Палач вытаращил глаза и отступил. Не потому, что понял чужеземную речь, а из страха перед угрозой. Шанкар видел, сколь стремительно искажаются лица собравшихся. С ужасом и трепетом они следили, как он подносит пылающие ветки к дереву…
«Боятся… боятся потерять свою величайшую святыню…».
Однако охотник понимал — времени мало. Хвоя прогорит очень быстро. Уже скоро он почувствует жар от огня на собственных руках.
— Абхе, ты меня слышишь?
— Да, — потрясенная, громко прошептала она.
— Бери Карана и уходи!
— Я… я не могу…
— Что?
— У меня нога сломана!
Шанкар на мгновение прикрыл веки. Неужели все напрасно? Чувство обреченности, подобно топкому болоту, стало засасывать внутрь. Охотник открыл глаза и решительно молвил.
— Хорошо. Тогда пусть Каран уходит, а мы… — он на миг запнулся, — мы что-нибудь придумаем. Сможешь развязать его?
Абхе скосила взор вправо. Каран стоял на коленях в паре локтей от нее. Мешок по-прежнему венчал его голову.
— Да, — хрипло ответила девушка, — я дотянусь.
— Тогда поторопись!
Пара воинов у подножия лестницы сделали было шаг навстречу, но Шанкар мигом остудил их пыл, поднеся огонь вплотную к ели. Несколько сгоревших иголок упали на кожу. Боль пронзила кисть, но охотник приказал себе ее не замечать. Сердце бешено колотилось в груди. Казалось, его стук эхом отдается среди тишины главной площади города.
Трясущимися пальцами Абхе дотянулась до Карана и сорвала мешок с головы.
Когда Шанкар услышал ее сдавленный возглас, внутри что-то оборвалось.
— Абхе, в чем дело?
— Это не он! — простонала она, прижимая руки ко рту.
— О чем ты говоришь?! — охотник сорвался на крик, но Абхе не ответила.
Она с ужасом смотрела на ухмыляющегося паренька с раскосыми глазами, в которых читалось лукавство и презрение.
***
От напряжения перед глазами пошли желтые круги, но Танцзин продолжал всматриваться во мрак ямы, будто в бездну.
— К-кто там?
— Помоги… мне… — оттуда повеяло холодом.
Внезапно воротник захотел уйти. Закрыть крышку и убраться подальше. А ежели кто и сидит там внизу, так пусть почтенный Фу сам разбирается, когда вернется.

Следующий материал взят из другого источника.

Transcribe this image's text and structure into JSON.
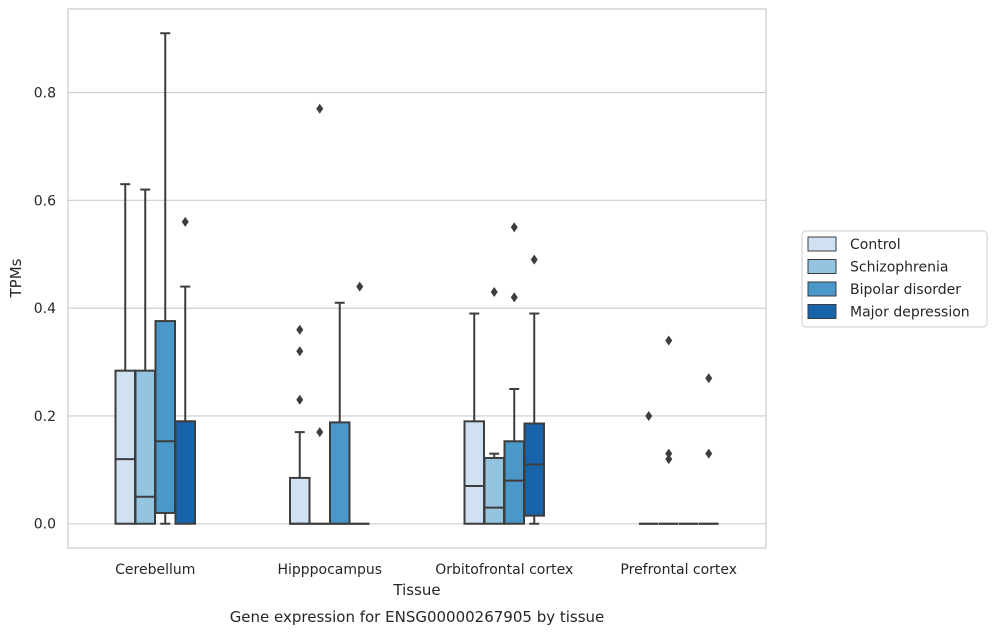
{
  "chart_data": {
    "type": "box",
    "xlabel": "Tissue",
    "ylabel": "TPMs",
    "caption": "Gene expression for ENSG00000267905 by tissue",
    "ylim": [
      -0.045,
      0.955
    ],
    "yticks": [
      "0.0",
      "0.2",
      "0.4",
      "0.6",
      "0.8"
    ],
    "grid": "horizontal",
    "legend_position": "right",
    "categories": [
      "Cerebellum",
      "Hipppocampus",
      "Orbitofrontal cortex",
      "Prefrontal cortex"
    ],
    "series": [
      {
        "name": "Control",
        "color": "#d0e1f2",
        "boxes": [
          {
            "whislo": 0.0,
            "q1": 0.0,
            "med": 0.12,
            "q3": 0.284,
            "whishi": 0.63,
            "fliers": []
          },
          {
            "whislo": 0.0,
            "q1": 0.0,
            "med": 0.0,
            "q3": 0.085,
            "whishi": 0.17,
            "fliers": [
              0.23,
              0.32,
              0.36
            ]
          },
          {
            "whislo": 0.0,
            "q1": 0.0,
            "med": 0.07,
            "q3": 0.19,
            "whishi": 0.39,
            "fliers": []
          },
          {
            "whislo": 0.0,
            "q1": 0.0,
            "med": 0.0,
            "q3": 0.0,
            "whishi": 0.0,
            "fliers": [
              0.2
            ]
          }
        ]
      },
      {
        "name": "Schizophrenia",
        "color": "#94c4df",
        "boxes": [
          {
            "whislo": 0.0,
            "q1": 0.0,
            "med": 0.05,
            "q3": 0.284,
            "whishi": 0.62,
            "fliers": []
          },
          {
            "whislo": 0.0,
            "q1": 0.0,
            "med": 0.0,
            "q3": 0.0,
            "whishi": 0.0,
            "fliers": [
              0.17,
              0.77
            ]
          },
          {
            "whislo": 0.0,
            "q1": 0.0,
            "med": 0.03,
            "q3": 0.122,
            "whishi": 0.13,
            "fliers": [
              0.43
            ]
          },
          {
            "whislo": 0.0,
            "q1": 0.0,
            "med": 0.0,
            "q3": 0.0,
            "whishi": 0.0,
            "fliers": [
              0.12,
              0.13,
              0.34
            ]
          }
        ]
      },
      {
        "name": "Bipolar disorder",
        "color": "#4a98c9",
        "boxes": [
          {
            "whislo": 0.0,
            "q1": 0.02,
            "med": 0.153,
            "q3": 0.376,
            "whishi": 0.91,
            "fliers": []
          },
          {
            "whislo": 0.0,
            "q1": 0.0,
            "med": 0.0,
            "q3": 0.188,
            "whishi": 0.41,
            "fliers": []
          },
          {
            "whislo": 0.0,
            "q1": 0.0,
            "med": 0.08,
            "q3": 0.153,
            "whishi": 0.25,
            "fliers": [
              0.42,
              0.55
            ]
          },
          {
            "whislo": 0.0,
            "q1": 0.0,
            "med": 0.0,
            "q3": 0.0,
            "whishi": 0.0,
            "fliers": []
          }
        ]
      },
      {
        "name": "Major depression",
        "color": "#1764ab",
        "boxes": [
          {
            "whislo": 0.0,
            "q1": 0.0,
            "med": 0.19,
            "q3": 0.19,
            "whishi": 0.44,
            "fliers": [
              0.56
            ]
          },
          {
            "whislo": 0.0,
            "q1": 0.0,
            "med": 0.0,
            "q3": 0.0,
            "whishi": 0.0,
            "fliers": [
              0.44
            ]
          },
          {
            "whislo": 0.0,
            "q1": 0.015,
            "med": 0.11,
            "q3": 0.186,
            "whishi": 0.39,
            "fliers": [
              0.49
            ]
          },
          {
            "whislo": 0.0,
            "q1": 0.0,
            "med": 0.0,
            "q3": 0.0,
            "whishi": 0.0,
            "fliers": [
              0.13,
              0.27
            ]
          }
        ]
      }
    ]
  }
}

Танцзин снова услышал детский плач. Надрывный и протяжный. Пот выступил на лице. Сердце подпрыгнуло в груди. Воротник начал отступать.
— Почтенный бо! — раздался оклик одного из бойцов.
Он вздрогнул и обернулся. Ноги заплелись. Не удержав равновесия, Танзин взмахнул руками и полетел на дно ямы. Хрустнула шея, и прежде, чем тьма окутала его, воротник услышал, как плач сменился веселым смехом.
***
Юншэн стоял на стене и задумчиво смотрел на восток. В той стороне скрылись гонцы, посланные к соседнему клану Цзунсюн. Хмуря брови, советник покусывал нижнюю губу. Края желтого одеяния были плотно запахнуты. Лучи заходящего солнца светили в спину и отбрасывали тонкую худощавую тень. Впереди, чуть правее от дороги, раскинулось поле с пшеницей. Чжуны уже успели убрать часть побитых морозом злаков, но работы еще предстояло много. Часть простолюдинов, что острее других нуждалась в пище, перебросили на укрепления стен. Прямо сейчас, в оранжевом свете и отбрасывая сгорбленные тени, они трудились у подножия, втыкая в землю новые колья…
«Башэ… это наверняка проделки Башэ… о, Шанди, надеюсь, ты защитишь воинство Фу… как бы плохо я к нему не относился. И он добудет победу во славу твою. Ведь иначе… зачем все это? — он обернулся через плечо и посмотрел на жертвенный столб посреди площади перед восточными воротами. — Зачем я совершил то, что совершил?».
С губ сорвался тяжкий вздох. Юншэн отвел взор от столба и окинул окрестности отчужденным взглядом. В роще недалеко от стен щебетали птицы. Но с каждым мигом все тише. Пернатые обитатели леса готовились ко сну. Сумерки сгущались среди деревьев, однако грунтовая дорога еще освещалась оранжевыми лучами солнца. Небо потихоньку темнело.
«О, Шанди, да не оставишь ты нас в столь тяжкий миг».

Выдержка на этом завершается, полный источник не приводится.